Silver and Gold ... and Happiness

This may come off as silly, but I have never really understood the meaning of friendship.

Throughout my life, I have never been very good at making and keeping friends. I have tried very hard, and I can honestly say that I have never been bad to my friends, but for some reason even though I have made close friends in the past, I have barely been able to keep any for any period of time.

I have understood from very early on that I have always had a hard time empathizing with other people. I could always understand the basic things, but I always had a hard time relating. I was also always the "different one", so that made it difficult for me to initiate friendships.

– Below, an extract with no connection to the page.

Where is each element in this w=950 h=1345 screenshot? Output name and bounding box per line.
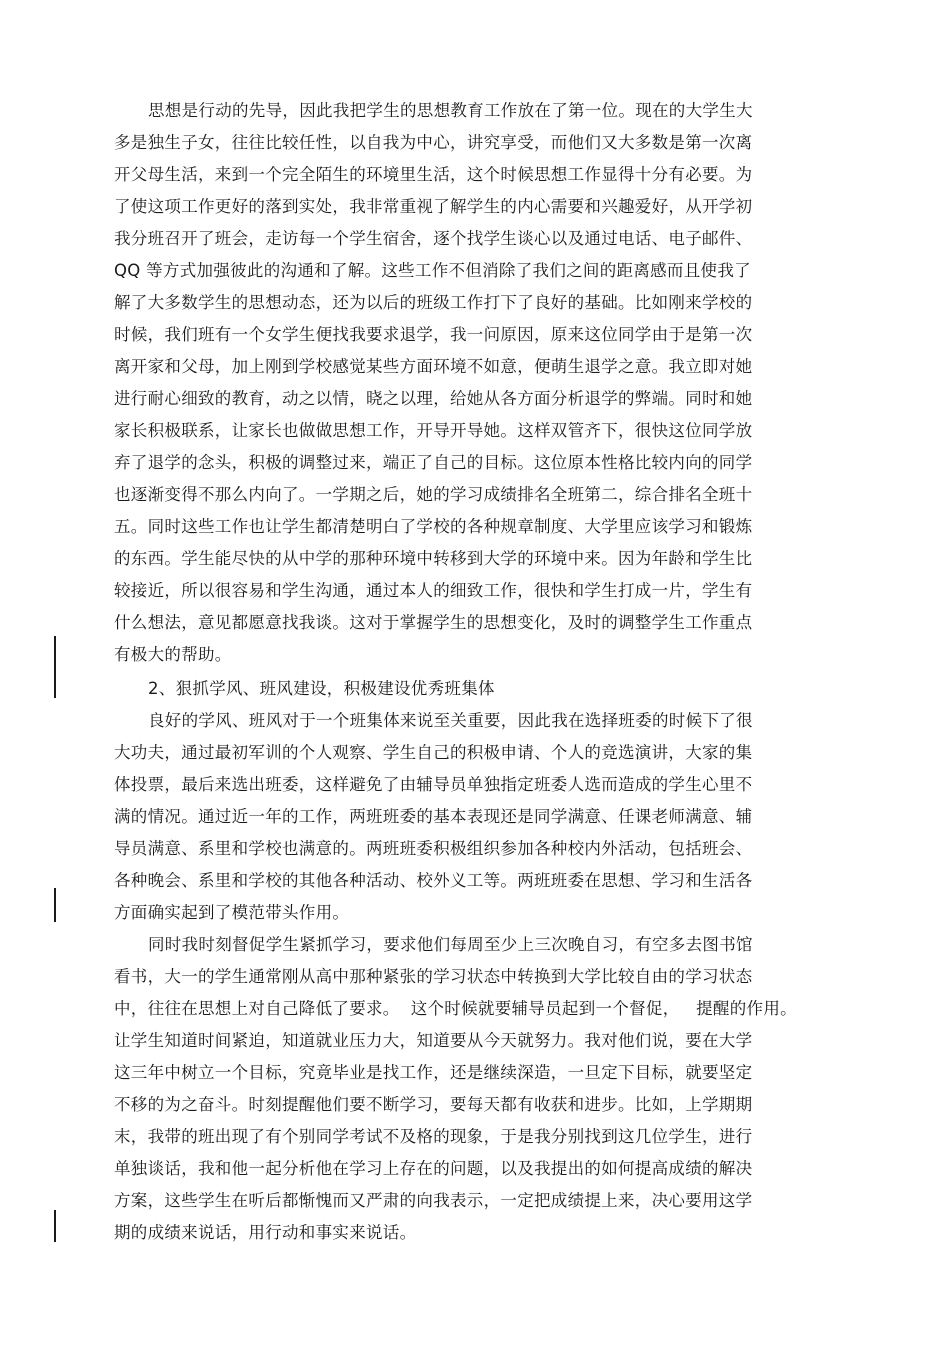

But as I grew older and matured a little, things did not really get easier for me.

As I started to ruminate and stress over every single failed friendship that I had, I started to realize that aside from my lack of ability to discern good and bad friends, I never relied on my friends fully.

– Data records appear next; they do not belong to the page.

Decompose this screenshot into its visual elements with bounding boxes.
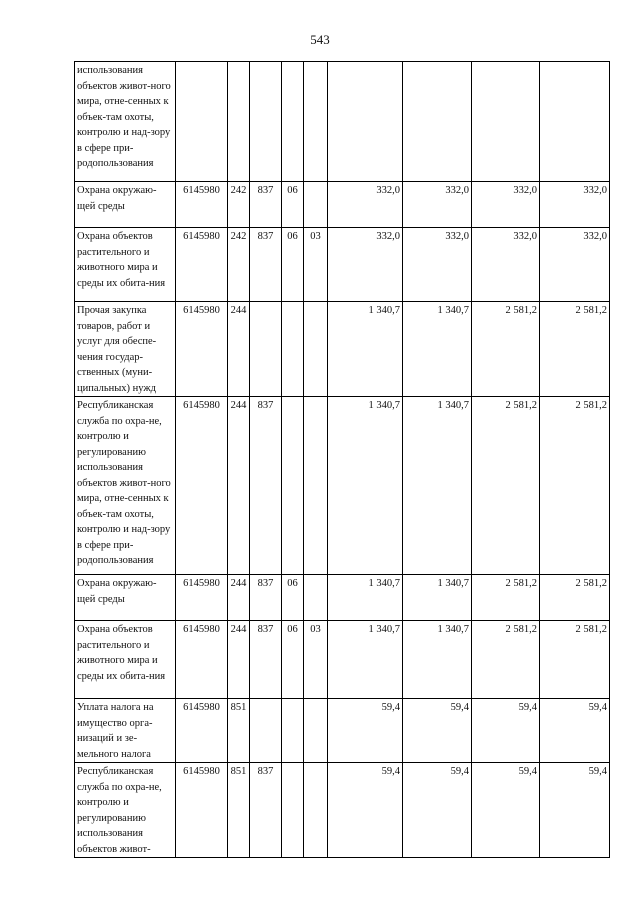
amount-col4-cell: 2 581,2 <box>540 575 610 621</box>
table-row <box>75 699 610 763</box>
section-code-cell <box>282 763 304 858</box>
row-name-cell: Уплата налога на имущество орга-низаций и зе-мельного налога <box>75 699 176 763</box>
table-row <box>75 621 610 699</box>
subsection-code-cell <box>304 182 328 228</box>
subsection-code-cell <box>304 763 328 858</box>
amount-col2-cell: 332,0 <box>403 182 472 228</box>
amount-col4-cell: 332,0 <box>540 228 610 302</box>
amount-col3-cell: 2 581,2 <box>472 302 540 397</box>
amount-col4-cell: 59,4 <box>540 699 610 763</box>
target-code-cell: 6145980 <box>176 397 228 575</box>
target-code-cell <box>176 62 228 182</box>
amount-col1-cell: 1 340,7 <box>328 397 403 575</box>
amount-col4-cell: 2 581,2 <box>540 397 610 575</box>
expense-type-cell: 244 <box>228 621 250 699</box>
expense-type-cell: 851 <box>228 699 250 763</box>
subsection-code-cell <box>304 302 328 397</box>
page-number: 543 <box>310 32 330 47</box>
amount-col3-cell: 332,0 <box>472 182 540 228</box>
row-name-cell: Охрана окружаю-щей среды <box>75 575 176 621</box>
target-code-cell: 6145980 <box>176 228 228 302</box>
row-name-cell: использования объектов живот-ного мира, отне-сенных к объек-там охоты, контролю и над-зору в сфере при-родопользования <box>75 62 176 182</box>
expense-type-cell: 244 <box>228 575 250 621</box>
budget-table <box>74 61 610 858</box>
amount-col1-cell: 59,4 <box>328 763 403 858</box>
target-code-cell: 6145980 <box>176 182 228 228</box>
expense-type-cell <box>228 62 250 182</box>
subsection-code-cell <box>304 699 328 763</box>
amount-col4-cell: 2 581,2 <box>540 621 610 699</box>
row-name-cell: Республиканская служба по охра-не, контролю и регулированию использования объектов живот-ного мира, отне-сенных к объек-там охоты, контролю и над-зору в сфере при-родопользования <box>75 397 176 575</box>
section-code-cell <box>282 302 304 397</box>
ministry-code-cell: 837 <box>250 575 282 621</box>
ministry-code-cell: 837 <box>250 182 282 228</box>
ministry-code-cell: 837 <box>250 763 282 858</box>
ministry-code-cell <box>250 302 282 397</box>
amount-col1-cell: 332,0 <box>328 228 403 302</box>
section-code-cell <box>282 62 304 182</box>
amount-col4-cell: 59,4 <box>540 763 610 858</box>
table-body <box>75 62 610 858</box>
amount-col2-cell: 332,0 <box>403 228 472 302</box>
amount-col2-cell: 1 340,7 <box>403 302 472 397</box>
expense-type-cell: 242 <box>228 228 250 302</box>
subsection-code-cell <box>304 62 328 182</box>
target-code-cell: 6145980 <box>176 302 228 397</box>
ministry-code-cell <box>250 62 282 182</box>
amount-col3-cell: 59,4 <box>472 763 540 858</box>
table-row <box>75 397 610 575</box>
ministry-code-cell: 837 <box>250 397 282 575</box>
amount-col2-cell: 59,4 <box>403 763 472 858</box>
table-row <box>75 575 610 621</box>
section-code-cell: 06 <box>282 621 304 699</box>
table-row <box>75 228 610 302</box>
amount-col2-cell: 59,4 <box>403 699 472 763</box>
ministry-code-cell <box>250 699 282 763</box>
ministry-code-cell: 837 <box>250 621 282 699</box>
amount-col3-cell: 332,0 <box>472 228 540 302</box>
expense-type-cell: 244 <box>228 302 250 397</box>
amount-col3-cell: 2 581,2 <box>472 575 540 621</box>
expense-type-cell: 851 <box>228 763 250 858</box>
amount-col1-cell: 1 340,7 <box>328 621 403 699</box>
amount-col3-cell: 2 581,2 <box>472 621 540 699</box>
target-code-cell: 6145980 <box>176 575 228 621</box>
amount-col1-cell: 1 340,7 <box>328 575 403 621</box>
row-name-cell: Прочая закупка товаров, работ и услуг для обеспе-чения государ-ственных (муни-ципальных) нужд <box>75 302 176 397</box>
row-name-cell: Охрана объектов растительного и животного мира и среды их обита-ния <box>75 228 176 302</box>
amount-col2-cell: 1 340,7 <box>403 397 472 575</box>
amount-col3-cell: 2 581,2 <box>472 397 540 575</box>
amount-col2-cell <box>403 62 472 182</box>
target-code-cell: 6145980 <box>176 621 228 699</box>
subsection-code-cell <box>304 397 328 575</box>
subsection-code-cell: 03 <box>304 621 328 699</box>
ministry-code-cell: 837 <box>250 228 282 302</box>
table-row <box>75 62 610 182</box>
subsection-code-cell: 03 <box>304 228 328 302</box>
amount-col1-cell: 1 340,7 <box>328 302 403 397</box>
section-code-cell <box>282 397 304 575</box>
section-code-cell: 06 <box>282 228 304 302</box>
expense-type-cell: 244 <box>228 397 250 575</box>
target-code-cell: 6145980 <box>176 699 228 763</box>
amount-col4-cell: 332,0 <box>540 182 610 228</box>
subsection-code-cell <box>304 575 328 621</box>
amount-col1-cell: 59,4 <box>328 699 403 763</box>
amount-col4-cell <box>540 62 610 182</box>
amount-col2-cell: 1 340,7 <box>403 575 472 621</box>
amount-col3-cell <box>472 62 540 182</box>
section-code-cell: 06 <box>282 575 304 621</box>
amount-col1-cell <box>328 62 403 182</box>
amount-col3-cell: 59,4 <box>472 699 540 763</box>
expense-type-cell: 242 <box>228 182 250 228</box>
row-name-cell: Охрана объектов растительного и животного мира и среды их обита-ния <box>75 621 176 699</box>
section-code-cell <box>282 699 304 763</box>
table-row <box>75 302 610 397</box>
table-row <box>75 763 610 858</box>
amount-col2-cell: 1 340,7 <box>403 621 472 699</box>
section-code-cell: 06 <box>282 182 304 228</box>
table-row <box>75 182 610 228</box>
amount-col4-cell: 2 581,2 <box>540 302 610 397</box>
row-name-cell: Республиканская служба по охра-не, контролю и регулированию использования объектов живот- <box>75 763 176 858</box>
target-code-cell: 6145980 <box>176 763 228 858</box>
row-name-cell: Охрана окружаю-щей среды <box>75 182 176 228</box>
amount-col1-cell: 332,0 <box>328 182 403 228</box>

No matter how close I got with my friends, I never really confided and trusted my friends completely. Of  course, I would talk to my friends about my problems and such, but I always talked about them afterwards the whole conflict of interest blew over. A part of me felt that it was necessary to figure out my problems by myself. Another part of me felt guilty that I had to bother my friends for such menial and inconsequential issues.

After each point of conflict had passed, it was okay to talk about it - all right to voice my concerns because they had passed. I had collected all my thoughts about them and could objectively (as much as I could) discuss these problems. But it was never okay for me to just - vent about my problems. I would never just lose control and blather and ramble about my problems without having assessed the entire situation first myself.

I am not sure if that is a part of my personality or due to some sort of defect that I acquired over the years of initially unsuccessful friendships that turned into personally-created failures.

With him, I had felt a sort of safety. Whether it was because of the fact that we were in a relationship or whether it was because of his personality, I trusted him enough - so much that I was able to confide in him of my worries and all these anxieties. He gave me that sense of safety and assurance that no matter how ridiculous and silly my anxieties are, I could always tell him about it without worrying about being judged or the consequences.

I relied on him. But I felt like because we were in a relationship, it was the natural thing to do. After all, lovers could confide in things closer than close friends because it was more in depth and more ... intimate. That was how I saw things worked.

But in some ways, I feel that perhaps I had been wrong. Was it possible for friends to have that sort of trust? Is such total reliance a normal and accepted thing to do among or between friends?

Opening up to others has always been such a phenomenon-ally difficult task for me to do. I have been to my closest friends, but to be completely frank with myself, I do not think I have ever done so in real time. I had always confided in them after I had done all that thinking and self-collecting to myself.

Now that this chapter had ended, one of the greatest fears that I have is losing that sort of friendship. I guess I had always felt that I could rely on myself to solve my problems. Friends were necessary, yes, but I had never felt that I needed my friends to help my solve my problems, except for him. My problems, in my own mind, were mine to solve alone. It was weak and incorrect to ask my friends of so much to solve all my silly problems for me. I should be grateful and happy that they would listen at all to me in the first place.

That aside, in the back of my head, I had also always chewed over my nails that one day, perhaps if I simply vented and rambled out all my uncontrolled problems, my friends would simply run away in horror at how much of a mental case I was.

So much insecurities.

I guess this is all part of the human condition.